Hasil pengamatan penulis terhadap pasar tradisional Kumbasari menunjukkan bahwa yang berkomunikasi menggunakan bahasa Bali dalam transaksi tidak hanya terjadi di kalangan masyarakat Bali, tetapi juga masyarakat etnis lain (luar Bali) seperti etnis Jawa, Lombok dan daerah lain. Hal ini sering dipakai oleh etnis non-Bali sebagai salah satu cara agar harga barang yang mau dibeli bisa ditawar atau diturunkan. Akan tetapi, terlepas dari maksud pembeli seperti itu, satu hal yang perlu dikemukakan dalam hal ini adalah fungsi bahasa Bali sebagai sarana komunikasi di pasar tradisonal.

Fakta di atas menunjukkan bahwa Bahasa Bali merupakan bahasa pengantar dalam interaksi masyarakat sehari-hari. Hal tersebut sesuai dengan pendapat Chaer (2007 : 53) bahwa bahasa adalah satu-satunya milik manusia yang tidak pernah lepas dari segala kegiatan dan gerak manusia sepanjang keberadaan manusia itu, sebagai makhluk yang berbudaya dan bermasyarakat. Itu berarti bahwa tidak ada kegiatan manusia yang tidak disertai oleh bahasa. Malah dalam bermimpi pun manusia menggunakan bahasa.

Bertitik tolak pada paparan di atas, dapat dilihat bahwa kegiatan di pasar tradisional merupakan peluang dalam upaya pemertahanan bahasa Bali dalam masyarakat multikultural di Kota Denpasar.

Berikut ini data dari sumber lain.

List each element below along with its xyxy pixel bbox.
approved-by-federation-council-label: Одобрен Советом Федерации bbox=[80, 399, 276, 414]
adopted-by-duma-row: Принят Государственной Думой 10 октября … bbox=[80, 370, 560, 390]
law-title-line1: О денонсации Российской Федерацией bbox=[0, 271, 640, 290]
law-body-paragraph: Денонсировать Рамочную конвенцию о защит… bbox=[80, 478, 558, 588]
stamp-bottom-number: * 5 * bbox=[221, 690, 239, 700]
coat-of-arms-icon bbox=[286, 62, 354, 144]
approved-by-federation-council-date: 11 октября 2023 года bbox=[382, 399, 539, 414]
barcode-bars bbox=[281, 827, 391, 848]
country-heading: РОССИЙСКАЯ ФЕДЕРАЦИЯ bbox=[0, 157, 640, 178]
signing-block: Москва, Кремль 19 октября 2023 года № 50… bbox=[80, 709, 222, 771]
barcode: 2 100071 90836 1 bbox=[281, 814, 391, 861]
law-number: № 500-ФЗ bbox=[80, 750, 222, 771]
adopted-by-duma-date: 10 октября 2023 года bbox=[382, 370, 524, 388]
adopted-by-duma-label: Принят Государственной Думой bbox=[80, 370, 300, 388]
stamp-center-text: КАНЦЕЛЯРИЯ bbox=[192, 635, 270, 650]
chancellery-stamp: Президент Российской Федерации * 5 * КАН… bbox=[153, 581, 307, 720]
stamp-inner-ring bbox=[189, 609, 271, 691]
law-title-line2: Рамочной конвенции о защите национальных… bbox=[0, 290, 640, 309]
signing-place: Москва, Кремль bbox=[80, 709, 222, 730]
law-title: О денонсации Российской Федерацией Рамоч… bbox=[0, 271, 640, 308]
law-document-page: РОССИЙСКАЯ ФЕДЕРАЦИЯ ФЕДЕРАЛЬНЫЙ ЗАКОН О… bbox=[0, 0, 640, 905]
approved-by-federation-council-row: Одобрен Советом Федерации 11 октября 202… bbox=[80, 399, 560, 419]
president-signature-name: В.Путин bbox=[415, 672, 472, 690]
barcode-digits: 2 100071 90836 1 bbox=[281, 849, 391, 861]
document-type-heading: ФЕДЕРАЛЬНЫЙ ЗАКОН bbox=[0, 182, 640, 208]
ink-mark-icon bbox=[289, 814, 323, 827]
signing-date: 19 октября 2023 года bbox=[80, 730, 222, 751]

5.3 Upaya Pemertahanan Bahasa Bali dalam Kegiatan Keagamaan

Bahasa Bali, selain sebagai bahasa pengantar dalam kegiatan umum dalam masyarakat, ia (Bahasa Bali) juga merupakan bahasa pengatar dalam berbagai kegiatan keagamaan. Kegiatan keagamaan dengan Bahasa Bali sebagai bahasa pengantar dalam

(7)

hal ini adalah kegiatan keagamaan Hindu. Agama Hindu adalah agama yang dianut masyarakat Bali.

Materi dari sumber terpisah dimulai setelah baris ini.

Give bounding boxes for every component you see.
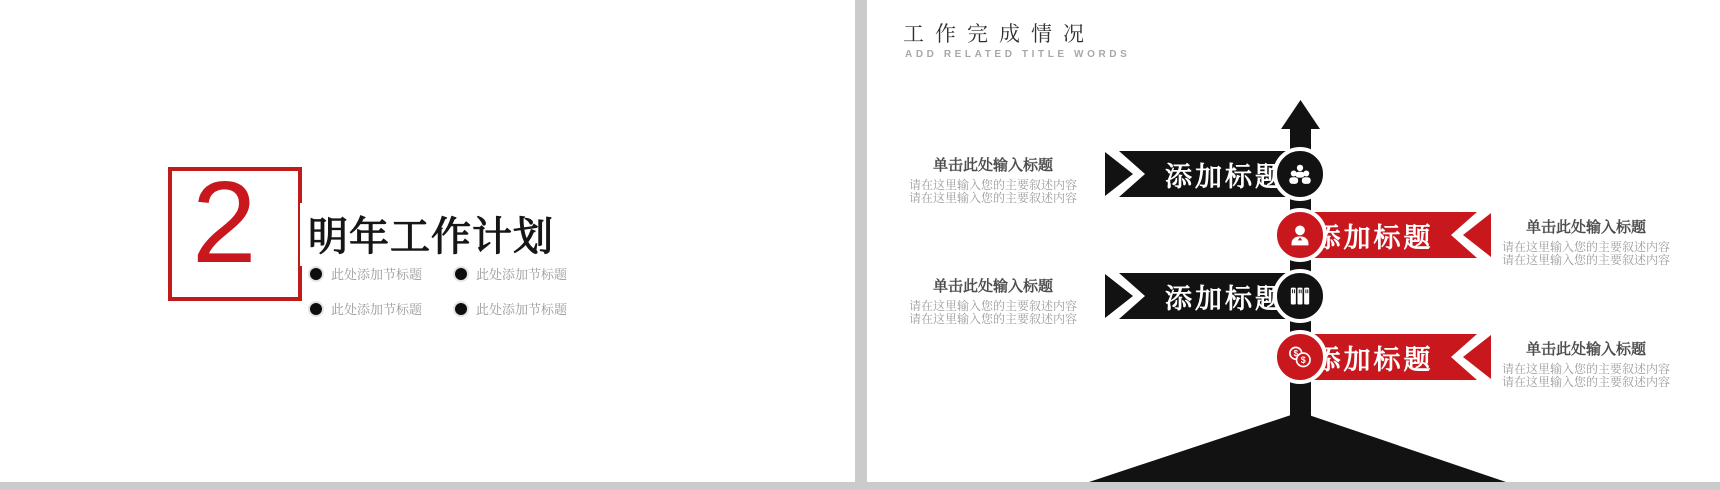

Masyarakat Bali adalah masyarakat yang berlandaskan agama (Hindu) Bali. Dalam melakukan kegiatan keagamaan masyarakat Bali tidak terlepas dengan Bahasa Bali sebagai alat komunikasi dengan Sang Pencipta (Ida Sanghyang Widhi atau Tuhan Yang Maha Esa). Dengan demikian, Bahasa Bali tidak hanya sebagai alat komunikasi antar masyarakat, tetapi juga dengan Tuhan. Manusia-manusia Bali adalah manusia yang religius; manusia Bali selalu disibukkan dengan ritual agama (Panca Yadnya) yang sangat kompleks. Kendatipun jauh lebih sibuk melaksanakan ritual dibandingkan memahami ajaran agama, namun manusia Bali memiliki emosi religius internal yang kuat dan kokoh Pitana (ed.) (1994: 50).

Kegiatan keagamaan merupakan bagian yang tidak terpisahkan dari kehidupan masyarakat. Keagamaan secara sosiologis dilihat sebagai salah satu unsur pembentuk masyarakat. Hal itu berarti, kegiatan keagamaan tidak hanya sebagai salah satu unsur pembentuk masyarakat tetapi juga sebagai cirikhas hidup bermasyarakat itu sendiri. Hal tersebut sangat jelas seperti yang dikemukakan oleh Anom Ranuara seorang seniman dan budayawan ketika diwawancarai penulis pada 30 Nopember 2009 sebagai berikut.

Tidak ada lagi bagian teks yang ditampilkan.